Par un mémoire en défense, enregistré le 10 août 2022, la commune de Boulogne-Billancourt, représentée par Me Lherminier, conclut au rejet de la requête et à ce que soit mise à la charge du requérant la somme de 3 000 euros au titre de l'article L. 761-1 du code de justice administrative.
Elle fait valoir que :
- à titre principal, la requête est irrecevable dès lors qu'elle est tardive ;
- à titre subsidiaire, les moyens soulevés par le syndicat requérant ne sont pas fondés.

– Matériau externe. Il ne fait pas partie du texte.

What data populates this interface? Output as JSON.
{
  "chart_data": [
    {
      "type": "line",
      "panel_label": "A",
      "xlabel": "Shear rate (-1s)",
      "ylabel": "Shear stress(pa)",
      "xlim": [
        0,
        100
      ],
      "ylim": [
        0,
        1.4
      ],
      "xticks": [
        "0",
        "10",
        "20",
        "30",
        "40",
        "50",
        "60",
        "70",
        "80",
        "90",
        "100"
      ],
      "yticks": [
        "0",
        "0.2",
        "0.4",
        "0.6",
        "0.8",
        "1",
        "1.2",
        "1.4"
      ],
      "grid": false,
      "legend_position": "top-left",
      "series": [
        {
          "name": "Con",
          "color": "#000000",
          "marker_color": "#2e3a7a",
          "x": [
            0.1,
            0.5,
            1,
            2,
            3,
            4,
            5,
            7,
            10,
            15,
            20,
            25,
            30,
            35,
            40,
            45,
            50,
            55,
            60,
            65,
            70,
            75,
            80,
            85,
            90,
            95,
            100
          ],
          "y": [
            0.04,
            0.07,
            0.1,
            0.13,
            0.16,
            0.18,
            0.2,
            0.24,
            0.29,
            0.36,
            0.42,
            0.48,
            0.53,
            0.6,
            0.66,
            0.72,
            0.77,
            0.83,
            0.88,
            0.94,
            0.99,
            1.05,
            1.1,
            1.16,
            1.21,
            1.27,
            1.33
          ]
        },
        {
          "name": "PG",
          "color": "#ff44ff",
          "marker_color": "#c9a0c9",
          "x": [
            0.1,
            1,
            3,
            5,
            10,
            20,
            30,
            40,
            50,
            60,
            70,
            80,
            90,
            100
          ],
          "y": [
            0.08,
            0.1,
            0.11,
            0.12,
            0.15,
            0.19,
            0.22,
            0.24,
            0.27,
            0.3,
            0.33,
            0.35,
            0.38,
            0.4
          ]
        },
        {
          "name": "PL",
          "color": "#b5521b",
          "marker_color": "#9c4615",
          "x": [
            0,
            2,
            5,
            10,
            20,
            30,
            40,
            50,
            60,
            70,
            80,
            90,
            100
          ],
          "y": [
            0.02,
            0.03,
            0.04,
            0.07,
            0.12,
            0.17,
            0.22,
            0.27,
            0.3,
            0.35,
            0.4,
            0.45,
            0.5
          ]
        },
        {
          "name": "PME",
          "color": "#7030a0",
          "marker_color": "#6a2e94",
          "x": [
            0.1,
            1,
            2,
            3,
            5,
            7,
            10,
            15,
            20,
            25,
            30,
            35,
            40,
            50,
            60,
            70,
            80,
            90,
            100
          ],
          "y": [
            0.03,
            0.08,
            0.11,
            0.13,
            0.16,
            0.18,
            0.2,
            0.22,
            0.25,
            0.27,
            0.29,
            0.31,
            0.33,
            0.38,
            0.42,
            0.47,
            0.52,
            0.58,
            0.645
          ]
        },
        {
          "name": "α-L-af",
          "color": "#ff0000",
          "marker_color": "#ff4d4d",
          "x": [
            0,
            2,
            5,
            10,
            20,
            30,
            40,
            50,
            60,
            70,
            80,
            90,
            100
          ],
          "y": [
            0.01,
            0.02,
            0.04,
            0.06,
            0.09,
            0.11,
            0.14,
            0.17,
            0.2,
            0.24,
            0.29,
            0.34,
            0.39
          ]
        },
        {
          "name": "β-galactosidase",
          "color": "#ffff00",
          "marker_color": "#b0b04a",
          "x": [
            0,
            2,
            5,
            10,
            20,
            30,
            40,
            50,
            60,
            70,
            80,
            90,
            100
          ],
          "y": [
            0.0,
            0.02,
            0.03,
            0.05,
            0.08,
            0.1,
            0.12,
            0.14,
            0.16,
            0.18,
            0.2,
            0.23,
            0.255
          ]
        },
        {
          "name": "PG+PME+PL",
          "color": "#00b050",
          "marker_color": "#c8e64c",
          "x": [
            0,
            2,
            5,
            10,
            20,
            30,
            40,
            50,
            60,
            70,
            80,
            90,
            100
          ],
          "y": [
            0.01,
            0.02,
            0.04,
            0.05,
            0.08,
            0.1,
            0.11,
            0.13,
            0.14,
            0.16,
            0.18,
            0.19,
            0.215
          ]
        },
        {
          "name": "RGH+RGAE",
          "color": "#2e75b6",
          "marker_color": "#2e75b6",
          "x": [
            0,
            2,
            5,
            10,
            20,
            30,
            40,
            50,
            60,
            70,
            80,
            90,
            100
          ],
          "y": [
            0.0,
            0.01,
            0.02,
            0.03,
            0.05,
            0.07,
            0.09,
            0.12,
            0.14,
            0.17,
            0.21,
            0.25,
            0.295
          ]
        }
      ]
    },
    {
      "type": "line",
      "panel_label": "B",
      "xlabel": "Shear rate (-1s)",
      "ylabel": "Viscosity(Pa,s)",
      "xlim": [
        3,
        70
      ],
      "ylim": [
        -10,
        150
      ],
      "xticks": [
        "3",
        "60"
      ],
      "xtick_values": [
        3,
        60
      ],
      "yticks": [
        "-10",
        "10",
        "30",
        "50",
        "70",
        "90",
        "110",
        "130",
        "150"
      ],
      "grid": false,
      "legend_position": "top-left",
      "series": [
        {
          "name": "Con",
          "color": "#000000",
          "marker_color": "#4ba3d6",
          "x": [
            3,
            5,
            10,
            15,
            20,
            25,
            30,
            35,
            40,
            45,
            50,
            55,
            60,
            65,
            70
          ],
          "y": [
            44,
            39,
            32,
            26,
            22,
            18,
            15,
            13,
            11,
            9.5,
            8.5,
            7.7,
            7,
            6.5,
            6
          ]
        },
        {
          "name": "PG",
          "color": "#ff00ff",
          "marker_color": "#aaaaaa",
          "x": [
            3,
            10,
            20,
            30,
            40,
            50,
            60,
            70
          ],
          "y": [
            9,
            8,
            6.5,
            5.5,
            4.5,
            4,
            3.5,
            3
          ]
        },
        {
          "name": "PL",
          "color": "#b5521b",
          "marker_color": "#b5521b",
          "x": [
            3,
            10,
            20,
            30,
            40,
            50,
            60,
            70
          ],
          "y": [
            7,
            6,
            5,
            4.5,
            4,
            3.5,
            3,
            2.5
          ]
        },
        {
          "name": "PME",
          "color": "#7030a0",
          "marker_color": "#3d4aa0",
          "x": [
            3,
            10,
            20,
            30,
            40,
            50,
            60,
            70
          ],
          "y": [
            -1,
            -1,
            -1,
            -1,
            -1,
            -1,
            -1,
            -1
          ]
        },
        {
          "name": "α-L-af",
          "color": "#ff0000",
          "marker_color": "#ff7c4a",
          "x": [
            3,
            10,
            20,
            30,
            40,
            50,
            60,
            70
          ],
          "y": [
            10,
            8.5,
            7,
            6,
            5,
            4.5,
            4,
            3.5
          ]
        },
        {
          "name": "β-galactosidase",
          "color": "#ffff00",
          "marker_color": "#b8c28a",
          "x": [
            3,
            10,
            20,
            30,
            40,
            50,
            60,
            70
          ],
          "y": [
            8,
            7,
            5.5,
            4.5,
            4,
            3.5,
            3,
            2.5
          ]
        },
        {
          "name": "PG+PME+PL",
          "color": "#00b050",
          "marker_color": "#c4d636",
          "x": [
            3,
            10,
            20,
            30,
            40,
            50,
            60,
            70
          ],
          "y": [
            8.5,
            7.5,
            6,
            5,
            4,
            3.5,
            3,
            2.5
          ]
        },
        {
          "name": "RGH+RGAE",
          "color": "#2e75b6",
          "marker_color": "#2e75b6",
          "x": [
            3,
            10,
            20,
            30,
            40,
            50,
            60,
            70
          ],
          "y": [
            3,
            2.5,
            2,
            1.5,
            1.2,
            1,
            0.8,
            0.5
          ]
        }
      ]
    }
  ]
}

Par des mémoires enregistrés le 28 mars et le 15 septembre 2022, la SAS Le Gallo Boulogne, représentée par Me Bonneau, conclut à titre principal, au rejet de la requête, à titre subsidiaire, à ce que le tribunal fasse application de l'article L. 600-5-1 du code de l'urbanisme ou, à défaut, de l'article L. 600-5 de ce code, et à ce que soit mise à la charge du syndicat requérant la somme de 5 000 euros au titre de l'article L. 761-1 du code de justice administrative.
Elle fait valoir que :
- la requête est irrecevable dès lors que :
o elle est tardive ;
o le syndicat ne justifie pas de sa qualité pour agir ;
o la notification des recours gracieux et contentieux en application de l'article R. 600-1 du code de l'urbanisme est irrégulière ;
o elle présente le caractère d'un recours parallèle ;
- les autres moyens invoqués par le syndicat requérant ne sont pas fondés.
Vu :
- les autres pièces du dossier.
Vu :
- le code de l'urbanisme ;
- l'ordonnance n° 2020-306 du 25 mars 2020 ;
- le code de justice administrative.
Les parties ont été régulièrement averties du jour de l'audience.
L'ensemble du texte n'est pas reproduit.